Who Won the Venezuelan Election? Maduro Claims Narrow Victory, But Capriles Decry Fraud


Victory comes with excited smiles and effervescent speeches. When those are lacking, there is something odd about any victory. A suspicious feeling lurks in the air. This is the feeling after seeing Venezuela's election results. The margin was around 1.5% favoring the government's candidate Nicolas Maduro over the opposition leader Henrique Capriles; a very suspicious margin. If you add the concerned faces of Tibisay Lucena, the president of the National Electoral Council (CNE), and those people accompanying Maduro during his” victory” speech, you start thinking, "why aren't they more joyful?" There is something worrisome about their victory. They seemed worried indeed.

Thousands of fireworks were fired from various government buildings all around Caracas, the capital, just minutes after the CNE's announcement (around midnight), overwhelming the population, even in neighborhoods of highly concentrated opposition voters. Where they prepared? Fireworks accompanied by motorcycle gangs wandering around the streets are clear acts of intimidation; an intention to quell any rebellious spirit to what seems to be an election fraud.
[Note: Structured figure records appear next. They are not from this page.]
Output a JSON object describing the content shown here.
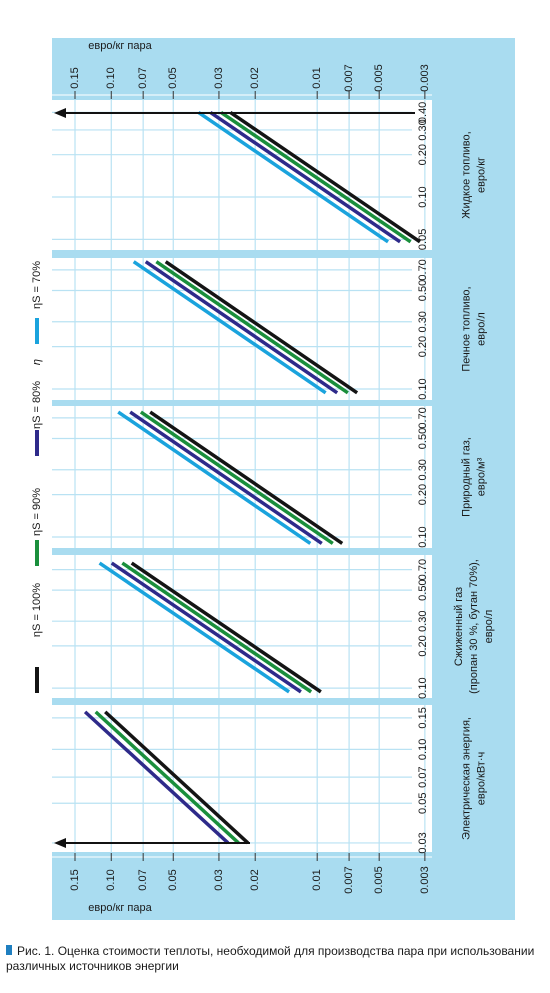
{
  "chart_data": {
    "type": "nomogram",
    "log_scale": true,
    "grid": true,
    "cost_axis": {
      "label": "евро/кг пара",
      "xlim": [
        0.194,
        0.00277
      ],
      "xticks": [
        0.15,
        {
          "value": 0.1,
          "label": "0.10"
        },
        0.07,
        0.05,
        0.03,
        0.02,
        0.01,
        0.007,
        0.005,
        0.003
      ]
    },
    "series": [
      {
        "name": "ηS = 100%",
        "color": "#141414"
      },
      {
        "name": "ηS = 90%",
        "color": "#1a8f3c"
      },
      {
        "name": "ηS = 80%",
        "color": "#2e2a8a"
      },
      {
        "name": "ηS = 70%",
        "color": "#1aa3dd"
      }
    ],
    "legend_note": "η",
    "charts": [
      {
        "type": "line",
        "label": [
          "Жидкое топливо,",
          "евро/кг"
        ],
        "ylim": [
          0.042,
          0.49
        ],
        "yticks": [
          {
            "value": 0.05,
            "label": "0.05"
          },
          {
            "value": 0.1,
            "label": "0.10"
          },
          {
            "value": 0.2,
            "label": "0.20"
          },
          {
            "value": 0.3,
            "label": "0.30"
          },
          {
            "value": 0.4,
            "label": "0.40"
          }
        ],
        "prices": [
          0.048,
          0.4
        ],
        "values": [
          [
            0.00317,
            0.0264
          ],
          [
            0.00352,
            0.0293
          ],
          [
            0.00396,
            0.033
          ],
          [
            0.00453,
            0.0377
          ]
        ]
      },
      {
        "type": "line",
        "label": [
          "Печное топливо,",
          "евро/л"
        ],
        "ylim": [
          0.0836,
          0.85
        ],
        "yticks": [
          {
            "value": 0.1,
            "label": "0.10"
          },
          {
            "value": 0.2,
            "label": "0.20"
          },
          {
            "value": 0.3,
            "label": "0.30"
          },
          {
            "value": 0.5,
            "label": "0.50"
          },
          {
            "value": 0.7,
            "label": "0.70"
          }
        ],
        "prices": [
          0.094,
          0.8
        ],
        "values": [
          [
            0.0064,
            0.0544
          ],
          [
            0.0071,
            0.0604
          ],
          [
            0.008,
            0.068
          ],
          [
            0.0091,
            0.0778
          ]
        ]
      },
      {
        "type": "line",
        "label": [
          "Природный газ,",
          "евро/м³"
        ],
        "ylim": [
          0.0836,
          0.85
        ],
        "yticks": [
          {
            "value": 0.1,
            "label": "0.10"
          },
          {
            "value": 0.2,
            "label": "0.20"
          },
          {
            "value": 0.3,
            "label": "0.30"
          },
          {
            "value": 0.5,
            "label": "0.50"
          },
          {
            "value": 0.7,
            "label": "0.70"
          }
        ],
        "prices": [
          0.09,
          0.77
        ],
        "values": [
          [
            0.00756,
            0.0647
          ],
          [
            0.0084,
            0.0718
          ],
          [
            0.0095,
            0.0809
          ],
          [
            0.0108,
            0.0925
          ]
        ]
      },
      {
        "type": "line",
        "label": [
          "Сжиженный газ",
          "(пропан 30 %, бутан 70%),",
          "евро/л"
        ],
        "ylim": [
          0.085,
          0.89
        ],
        "yticks": [
          {
            "value": 0.1,
            "label": "0.10"
          },
          {
            "value": 0.2,
            "label": "0.20"
          },
          {
            "value": 0.3,
            "label": "0.30"
          },
          {
            "value": 0.5,
            "label": "0.50"
          },
          {
            "value": 0.7,
            "label": "0.70"
          }
        ],
        "prices": [
          0.094,
          0.78
        ],
        "values": [
          [
            0.0096,
            0.0796
          ],
          [
            0.0107,
            0.0884
          ],
          [
            0.012,
            0.0995
          ],
          [
            0.0137,
            0.114
          ]
        ]
      },
      {
        "type": "line",
        "label": [
          "Электрическая энергия,",
          "евро/кВт·ч"
        ],
        "ylim": [
          0.0267,
          0.177
        ],
        "yticks": [
          0.03,
          0.05,
          0.07,
          {
            "value": 0.1,
            "label": "0.10"
          },
          0.15
        ],
        "prices": [
          0.03,
          0.162
        ],
        "values": [
          [
            0.0217,
            0.107
          ],
          [
            0.0241,
            0.119
          ],
          [
            0.0271,
            0.134
          ]
        ]
      }
    ],
    "caption": "Рис. 1. Оценка стоимости теплоты, необходимой для производства пара при использовании различных источников энергии"
  }
}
Fraud that was decried by Capriles in his speech after Maduro finished his. He decried more than two thousand irregularities all around the country. He decried results that contradict, in his words, the truth about the people's decision. He added, "the country's peace is in that the truth be known." In few words, he rejected the results. This proves the fears of many that the regime's political machine could produce any result they wished in order to remain in power. The good news is that now the Venezuelan democratic opposition has a steadfast leader to face this powerful enemy.

Capriles forwarded a demand by CNE's rector Vicente Diaz (the only opposition rector of the five composing the CNE), that a recount be made of 100% of the votes; vote by vote; a bleeding process, but the only way of proving if the elections were, after all, fair. The battle for the post-Chavez Venezuela is just beginning.